“No puede haber tristeza cuando nace la vida” (S. León Magno).
La Navidad es alegría y la Iglesia, el Evangelio, nos invita a la alegría; no nos invita a una alegría insulsa y superficial, tampoco nos invita a la alegría de quienes ríen y no saben por qué, envueltos,quizás, en unos villancicos que nacieron un día para adorar a un Dios hecho Niño y hoy, permanecen, deformados por la publicidad, en los medios o repetidos hasta la saciedad en las áreas comerciales, sin más finalidad que incitarnos a la compra y al consumo… En las calles,hay muchas luces, lo invaden todo, pero no iluminan el interior de nadie; hay estrellas que guían, pero que no conducen a ninguna parte.

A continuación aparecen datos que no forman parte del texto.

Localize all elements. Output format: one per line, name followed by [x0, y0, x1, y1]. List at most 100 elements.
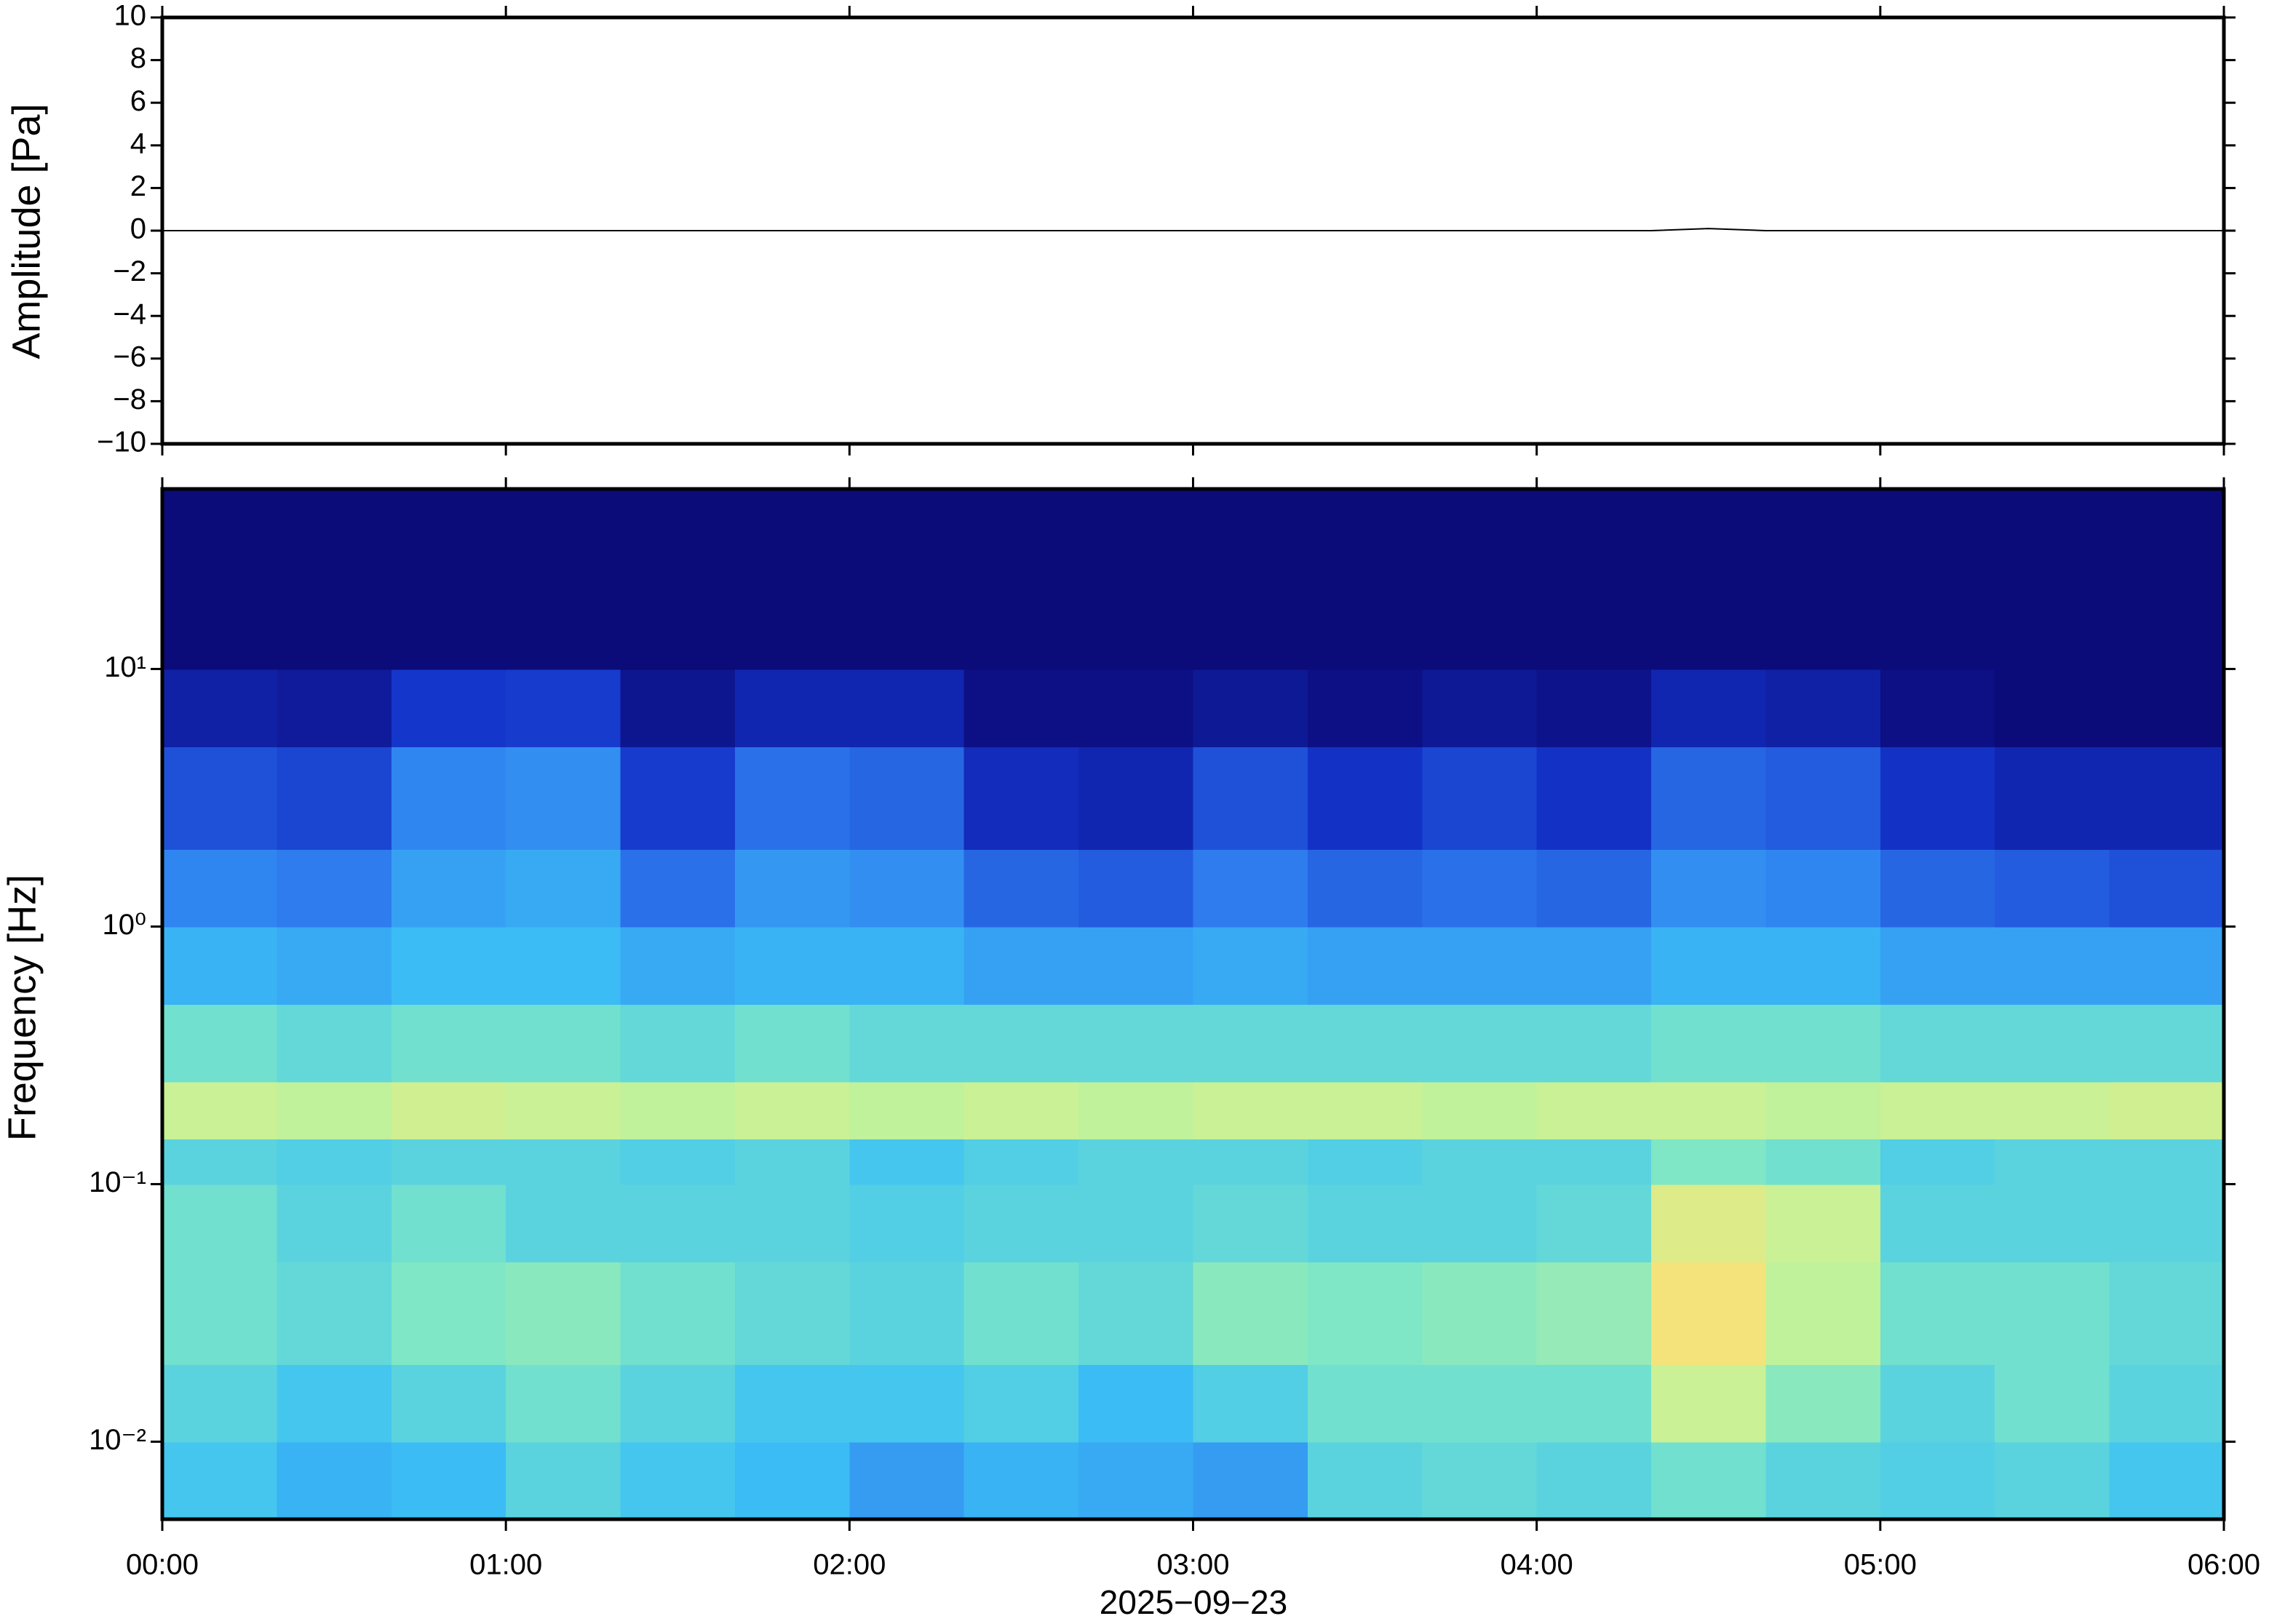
heatmap-cell	[277, 1441, 392, 1520]
heatmap-cell	[1651, 747, 1767, 850]
heatmap-cell	[734, 1081, 851, 1140]
heatmap-cell	[1307, 1364, 1423, 1443]
y-tick-label: −8	[113, 383, 146, 415]
heatmap-cell	[1193, 926, 1308, 1005]
heatmap-cell	[620, 669, 736, 747]
heatmap-cell	[506, 1004, 621, 1083]
heatmap-cell	[734, 669, 851, 747]
heatmap-cell	[1078, 848, 1194, 928]
spectrogram	[162, 489, 2225, 1520]
heatmap-cell	[1193, 669, 1308, 747]
heatmap-cell	[1536, 1139, 1653, 1185]
heatmap-cell	[734, 926, 851, 1005]
heatmap-cell	[1078, 1364, 1194, 1443]
heatmap-cell	[1422, 489, 1538, 592]
y-tick-label: −10	[97, 426, 146, 458]
y-tick-label: −2	[113, 255, 146, 287]
heatmap-cell	[162, 926, 278, 1005]
heatmap-cell	[1880, 848, 1996, 928]
heatmap-cell	[1651, 1262, 1767, 1365]
heatmap-cell	[1880, 1364, 1996, 1443]
heatmap-cell	[277, 848, 392, 928]
heatmap-cell	[1307, 591, 1423, 670]
heatmap-cell	[277, 1081, 392, 1140]
heatmap-cell	[277, 926, 392, 1005]
heatmap-cell	[506, 669, 621, 747]
heatmap-cell	[2109, 669, 2225, 747]
heatmap-cell	[1765, 1364, 1881, 1443]
heatmap-cell	[620, 848, 736, 928]
heatmap-cell	[2109, 489, 2225, 592]
heatmap-cell	[734, 1364, 851, 1443]
heatmap-cell	[391, 1441, 507, 1520]
heatmap-cell	[1193, 1262, 1308, 1365]
heatmap-cell	[277, 489, 392, 592]
heatmap-cell	[506, 926, 621, 1005]
heatmap-cell	[620, 747, 736, 850]
heatmap-cell	[1078, 747, 1194, 850]
heatmap-cell	[391, 669, 507, 747]
heatmap-cell	[1765, 1184, 1881, 1262]
heatmap-cell	[963, 1081, 1080, 1140]
y-tick-label: −4	[113, 298, 146, 330]
heatmap-cell	[506, 1081, 621, 1140]
heatmap-cell	[162, 669, 278, 747]
heatmap-cell	[162, 1184, 278, 1262]
heatmap-cell	[506, 1262, 621, 1365]
heatmap-cell	[1995, 1262, 2110, 1365]
heatmap-cell	[849, 1441, 965, 1520]
heatmap-cell	[849, 1139, 965, 1185]
heatmap-cell	[506, 1441, 621, 1520]
x-tick-label: 00:00	[126, 1549, 199, 1581]
heatmap-cell	[1307, 747, 1423, 850]
heatmap-cell	[1307, 848, 1423, 928]
heatmap-cell	[1422, 1184, 1538, 1262]
heatmap-cell	[1765, 591, 1881, 670]
heatmap-cell	[391, 747, 507, 850]
heatmap-cell	[1995, 1184, 2110, 1262]
heatmap-cell	[963, 1262, 1080, 1365]
heatmap-cell	[1193, 1364, 1308, 1443]
y-tick-label: −6	[113, 341, 146, 373]
heatmap-cell	[1536, 926, 1653, 1005]
heatmap-cell	[849, 1364, 965, 1443]
x-tick-label: 04:00	[1501, 1549, 1573, 1581]
waveform	[162, 228, 2224, 231]
heatmap-cell	[1651, 489, 1767, 592]
heatmap-cell	[277, 1262, 392, 1365]
heatmap-cell	[277, 591, 392, 670]
heatmap-cell	[2109, 1004, 2225, 1083]
heatmap-cell	[1422, 1441, 1538, 1520]
heatmap-cell	[963, 848, 1080, 928]
heatmap-cell	[506, 591, 621, 670]
heatmap-cell	[849, 848, 965, 928]
heatmap-cell	[620, 489, 736, 592]
heatmap-cell	[849, 1184, 965, 1262]
heatmap-cell	[734, 1262, 851, 1365]
heatmap-cell	[1078, 926, 1194, 1005]
heatmap-cell	[391, 489, 507, 592]
heatmap-cell	[1078, 1004, 1194, 1083]
heatmap-cell	[2109, 1184, 2225, 1262]
heatmap-cell	[1536, 669, 1653, 747]
y-tick-label: 10⁻²	[89, 1424, 146, 1456]
heatmap-cell	[963, 489, 1080, 592]
heatmap-cell	[1078, 1184, 1194, 1262]
heatmap-cell	[1880, 489, 1996, 592]
heatmap-cell	[963, 1184, 1080, 1262]
heatmap-cell	[277, 1004, 392, 1083]
heatmap-cell	[1880, 1262, 1996, 1365]
heatmap-cell	[849, 489, 965, 592]
heatmap-cell	[277, 1364, 392, 1443]
y-tick-label: 6	[130, 85, 146, 117]
heatmap-cell	[506, 1139, 621, 1185]
heatmap-cell	[963, 591, 1080, 670]
heatmap-cell	[1078, 489, 1194, 592]
heatmap-cell	[391, 1081, 507, 1140]
heatmap-cell	[620, 1441, 736, 1520]
heatmap-cell	[1193, 1441, 1308, 1520]
heatmap-cell	[277, 1184, 392, 1262]
heatmap-cell	[277, 1139, 392, 1185]
heatmap-cell	[2109, 747, 2225, 850]
y-tick-label: 2	[130, 170, 146, 202]
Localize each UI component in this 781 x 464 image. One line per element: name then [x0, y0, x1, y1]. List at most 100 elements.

Y, sin embargo, tenemos motivos para el júbilo radiante, para la alegría plena, para la fiesta solemne: “Dios se ha hecho hombre y ha venido a habitar entre nosotros”. Hoy se nos invita a vivir alegres, a dejarnos invadir por la cercanía de Dios; se nos invita a dejarnos seducir por la ternura de Dios que se manifiesta en un Niño recién nacido; se nos invita a dejarnos fascinar, a entusiasmarnos, por un Dios inaudito, provocador.
Los creyentes tenemos que recuperar el corazón de esta fiesta y descubrir, detrás de tanto aturdimiento y superficialidad, el misterio que da origen a tanta felicidad.